Yes, poems are works of fiction, but Klaver’s lines ring true here, maybe now more than ever. The last three pages of “Decade Zero” consist of couplets stacked on top of each other with the repeated first line, “The 90s will be the last nostalgia” (73-75). The last line of the poem reads: “We’re done feeling that way” (75). I think the speaker is trying to convince us that “we” are done feeling nostalgic for the ‘90s, but I don’t believe her. The ‘90s are the new “good old days” for the generation of this poem.

“Popular Record” follows “Decade Zero” and swings back around to popular culture. One poem documents the night before digital TV (“On the night before TV goes digital”), another is a sort- of-not-exactly ode to Leonardo DiCaprio (“Leo as Gatsby”), and another acts as an echo to the found poems in the first section (“B®AND ROYALTY”). Also, like the first section, there are somber moments. Klaver is never too far out from alienation’s orbit, as evoked in “BOGO”:

fall back on some pioneering
sticktoitiveness

browse the big box
for DIY utopia kits

buy one get one
but I dunno

anybody

who likes getting lost in the woods

once you have been west and know
the west is not worth dying for

grind down your heels
in the here-now available dirt (87)

The clever line and stanza break(s) in stanza three and four offer three avenues for being lost: “but I dunno,” “but I dunno // anybody,” and “but I dunno // anybody / who likes getting lost in the woods” adds even more weight to a collection that (by this point if you read straight through), already is heavy on the heart. There is so much gravity at work here, there’s no choice but to “grind down your heels.”

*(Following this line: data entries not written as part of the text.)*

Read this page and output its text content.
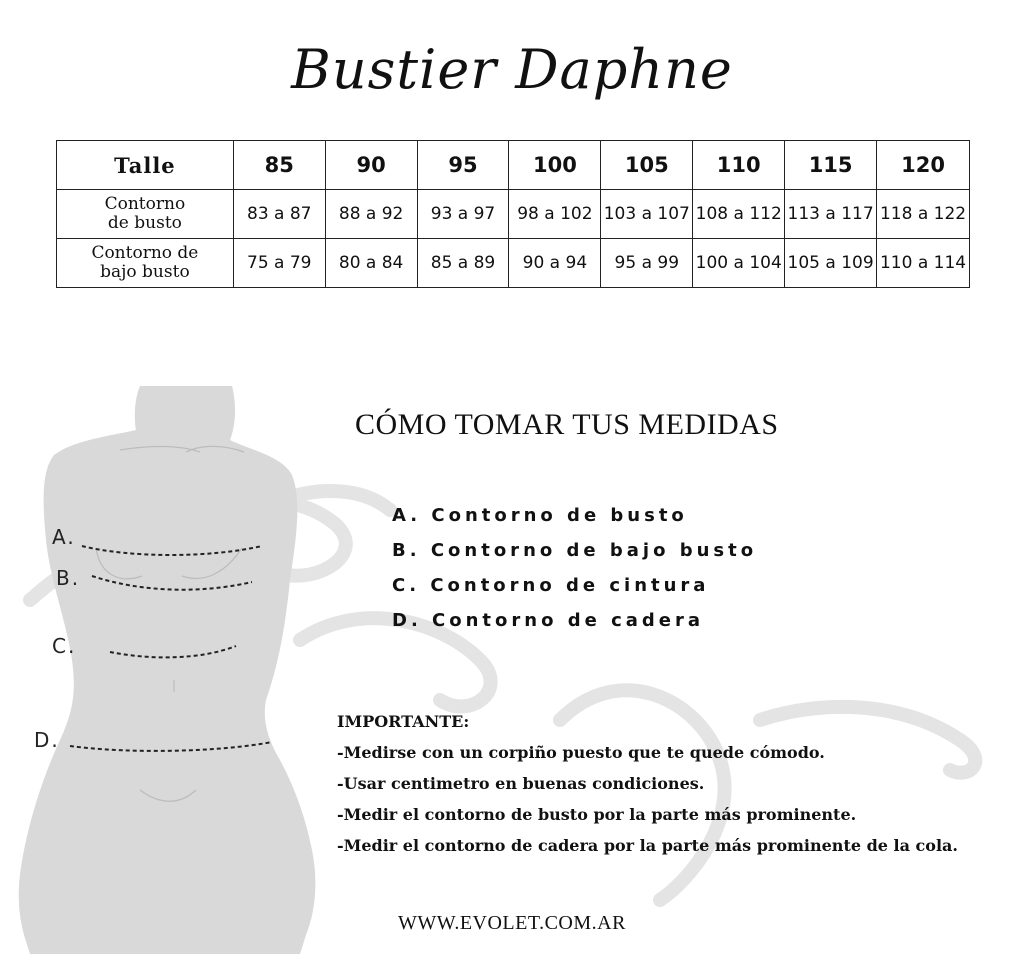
Bustier Daphne
Talle	85	90	95	100	105	110	115	120

Contorno
de busto	83 a 87	88 a 92	93 a 97	98 a 102	103 a 107	108 a 112	113 a 117	118 a 122

Contorno de
bajo busto	75 a 79	80 a 84	85 a 89	90 a 94	95 a 99	100 a 104	105 a 109	110 a 114
A.
B.
C.
D.
CÓMO TOMAR TUS MEDIDAS
A. Contorno de busto
B. Contorno de bajo busto
C. Contorno de cintura
D. Contorno de cadera
IMPORTANTE:
-Medirse con un corpiño puesto que te quede cómodo.
-Usar centimetro en buenas condiciones.
-Medir el contorno de busto por la parte más prominente.
-Medir el contorno de cadera por la parte más prominente de la cola.
WWW.EVOLET.COM.AR
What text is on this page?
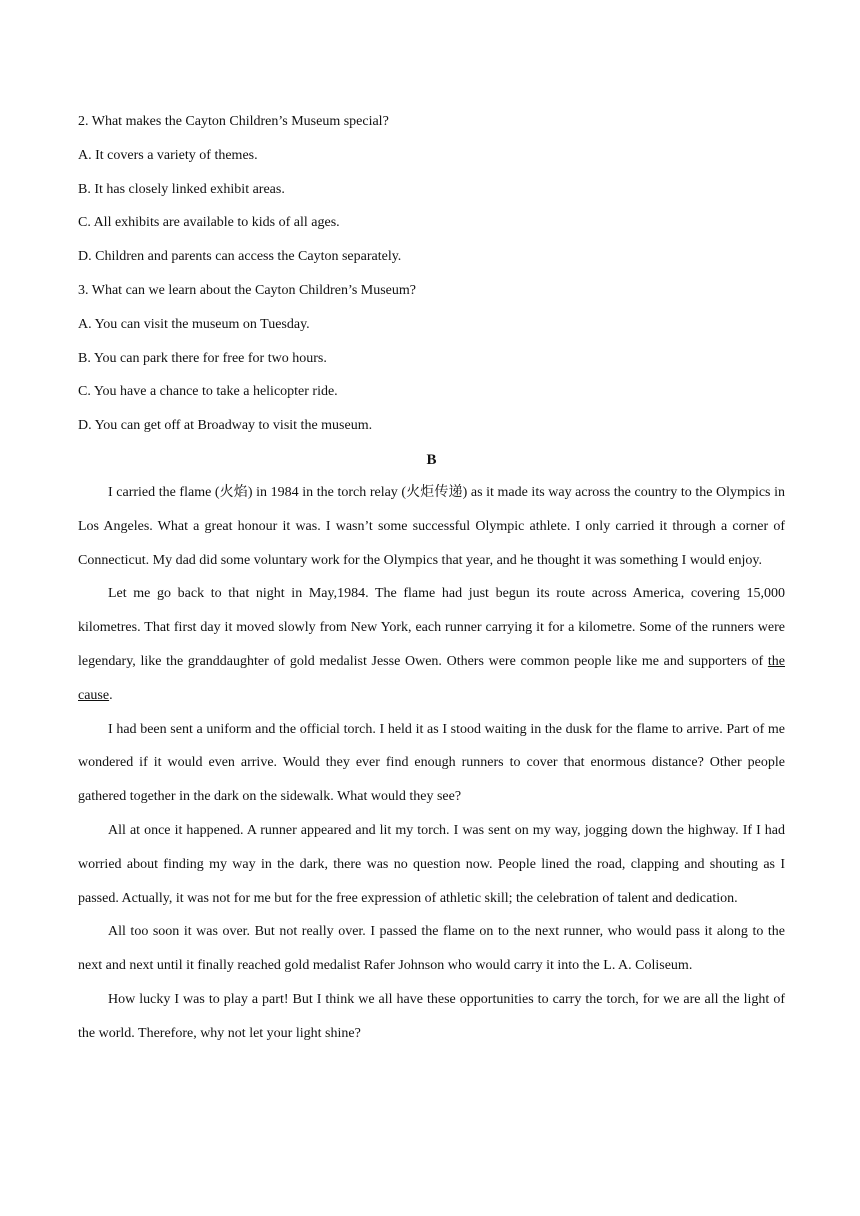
2. What makes the Cayton Children’s Museum special?
A. It covers a variety of themes.
B. It has closely linked exhibit areas.
C. All exhibits are available to kids of all ages.
D. Children and parents can access the Cayton separately.
3. What can we learn about the Cayton Children’s Museum?
A. You can visit the museum on Tuesday.
B. You can park there for free for two hours.
C. You have a chance to take a helicopter ride.
D. You can get off at Broadway to visit the museum.
B

I carried the flame (火焰) in 1984 in the torch relay (火炬传递) as it made its way across the country to the Olympics in Los Angeles. What a great honour it was. I wasn’t some successful Olympic athlete. I only carried it through a corner of Connecticut. My dad did some voluntary work for the Olympics that year, and he thought it was something I would enjoy.

Let me go back to that night in May,1984. The flame had just begun its route across America, covering 15,000 kilometres. That first day it moved slowly from New York, each runner carrying it for a kilometre. Some of the runners were legendary, like the granddaughter of gold medalist Jesse Owen. Others were common people like me and supporters of the cause.

I had been sent a uniform and the official torch. I held it as I stood waiting in the dusk for the flame to arrive. Part of me wondered if it would even arrive. Would they ever find enough runners to cover that enormous distance? Other people gathered together in the dark on the sidewalk. What would they see?

All at once it happened. A runner appeared and lit my torch. I was sent on my way, jogging down the highway. If I had worried about finding my way in the dark, there was no question now. People lined the road, clapping and shouting as I passed. Actually, it was not for me but for the free expression of athletic skill; the celebration of talent and dedication.

All too soon it was over. But not really over. I passed the flame on to the next runner, who would pass it along to the next and next until it finally reached gold medalist Rafer Johnson who would carry it into the L. A. Coliseum.

How lucky I was to play a part! But I think we all have these opportunities to carry the torch, for we are all the light of the world. Therefore, why not let your light shine?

“Revolutionary Letters” rounds out Empire Wasted and is perhaps the most somber section therein. Many of the poems in this section read as bearing witness to the surveillance state in which we now live. The first line of the first poem here, “A Knock at the Door,” nevermind the images the title triggers, reads: “What can I come home to tell you” (95). What can this speaker say that we don’t know already? How does one put into words that which defies them? This same speaker says, “I knew a smallness and a smallness would not stick” and “I’ve come to tell you if we’re all being watched anyway / Then there will be a record of this” (95). But is a record enough? And even if it is, will the record ever be seen or will it be lost?

Klaver offers some hope though. In “The Machine Does End” the speaker says, “you may not train your spyglass / on my dreams” (100). In “Administered,” the speaker, along with the “podded masses,”

evade[s] forceps and straps
machines and laws
the claw that tries to grab
your stuffed animal skull
and grips too late— (104)

In the end, Empire Wasted is a collection about the failed and oppressive machinery of the American empire (government, popular culture, social media) as much as it is about the people who feel powerless under it. Everyone and everything is wasted. Klaver does show us glimmers of the dream outside of the empire, but it’s buried deep. It feels true to the world as we woke up to it on November 9th, a world we didn’t see spinning backwards. Klaver shows we can’t afford to get wasted though. We must trudge along.